September 24, 2012 at 11:44 AM

Four reasons we won’t share our politics online

Facebook handed out Uncle Sam squeezable stress relievers at the 2012 Republican National Convention in the Tampa Bay Times Forum, August 30, 2012 in Tampa, Florida. (Glen Stubbe/Minneapolis Star Tribune/MCT)

With six weeks to go ’til the election, the political talk on social media is getting more and more intense. But if you’re like a lot of us, you’re doing what you can to avoid it.

“The purpose of Facebook is supposed to be fun and enjoyment between friends and family,” goes the description on a group called Keep politics of Facebook. “Why invite the controversy and discord?”

One out of five Facebook users have blocked or unfriended people over political posts, according to the Pew Internet and American Life project. And enough people cringe at political content to earn an app that promises to filter it out of your Facebook news feed nearly 70,000 likes on the site.

And yet, there are big issues in this election and sharing our opinions — especially online — can make a big impact, as I described in my Sunday column.

“I do think you have a responsibility to stand up for what you believe in, especially when it’s challenged,” said Maya Enista-Smith, CEO of the nonpartisan

So what are our reasons for sitting it out? Here are a few, culled from some of your responses to the question on Facebook:

1. To preserve friendships

Kurt Clark: “I am afraid of awkward instances where someone walks away from a friendship after they find out how I think. Sadly it has happened a couple times. To some, tolerance = support or weakness. Not true. I may disagree with some political views of my friends, but it doesn’t mean I want them out of my life.”

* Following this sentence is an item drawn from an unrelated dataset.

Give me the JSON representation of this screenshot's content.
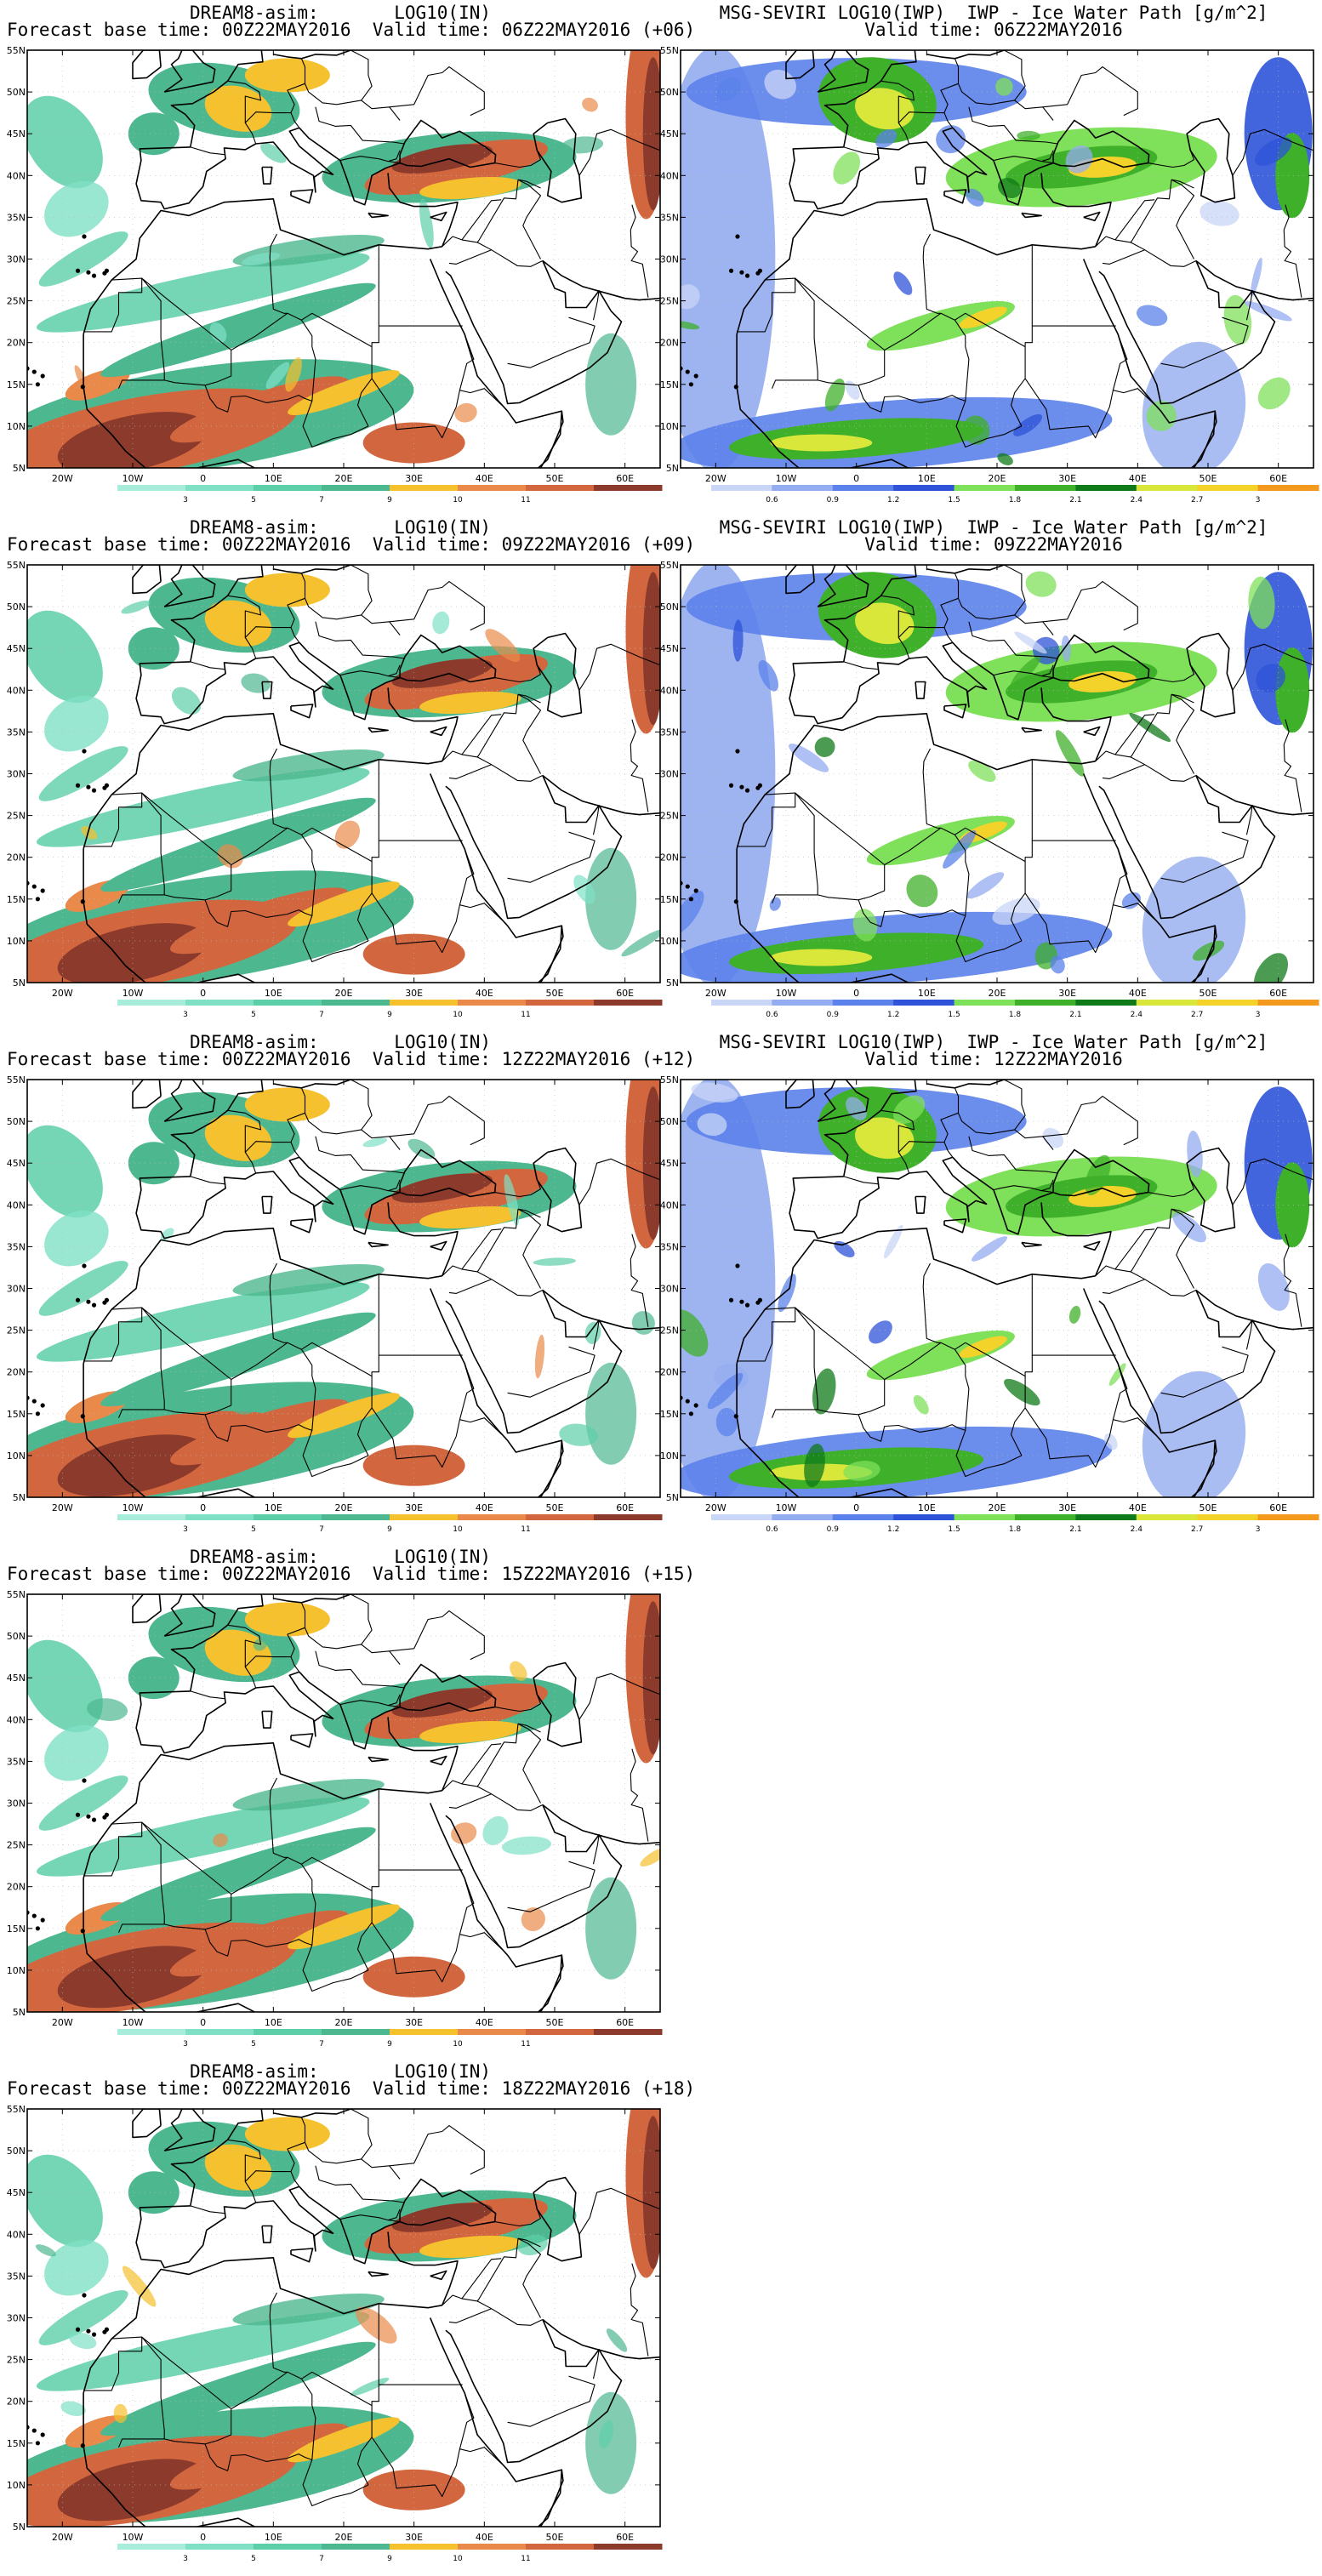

Kristin Jacobsen: “I have learned that not everyone is as politically minded as me, and some of my relationships, especially those that are not based at all on politics, are more important to me.”

Ann Osborne Peavey: “I don’t want to offend anyone if my beliefs politically are completely different than others’.”

2. To stay above the fray

Eugene Hsu: “If you look at the current social media posts, it’s all about startling headlines and making fun of the other side rather than engaging in a civil discussion. Unlike a dinner table from which you can be excused, Facebook is a giant social media swimming pool where Donkeys piss on one end and Elephants piss on the other end. Do you really want to swim in that?”

Daudi Msseemmaa: “I’m not ashamed of my political viewpoint, but I am not proud of how I have reacted to seeing what some of my friends on the other side post about our president. So I keep the political stuff to a minimum, and as positive as possible.”

3. To avoid oversimplifying

Frank Catalano: “I find getting into the reasons are too nuanced for either 140 characters or status updates and don’t allow for the real-time back-and-forth discussion, with full context, that’s critical to making sure one understands a position, or has one’s position understood.”

4. To play it safe

Maya Enista-Smith: “In a world where there’s no takebacks, I don’t judge people for not putting their thoughts out there.”

These reasons are good, but depending on how you look at it, they may not be good enough. As Seattle entrepreneur Jonathan Sposato put it, “Taking a position and expressing a point of view, if strong and specific, is not supposed to be comfortable.”

Do you hide your politics online? Why do you hold back?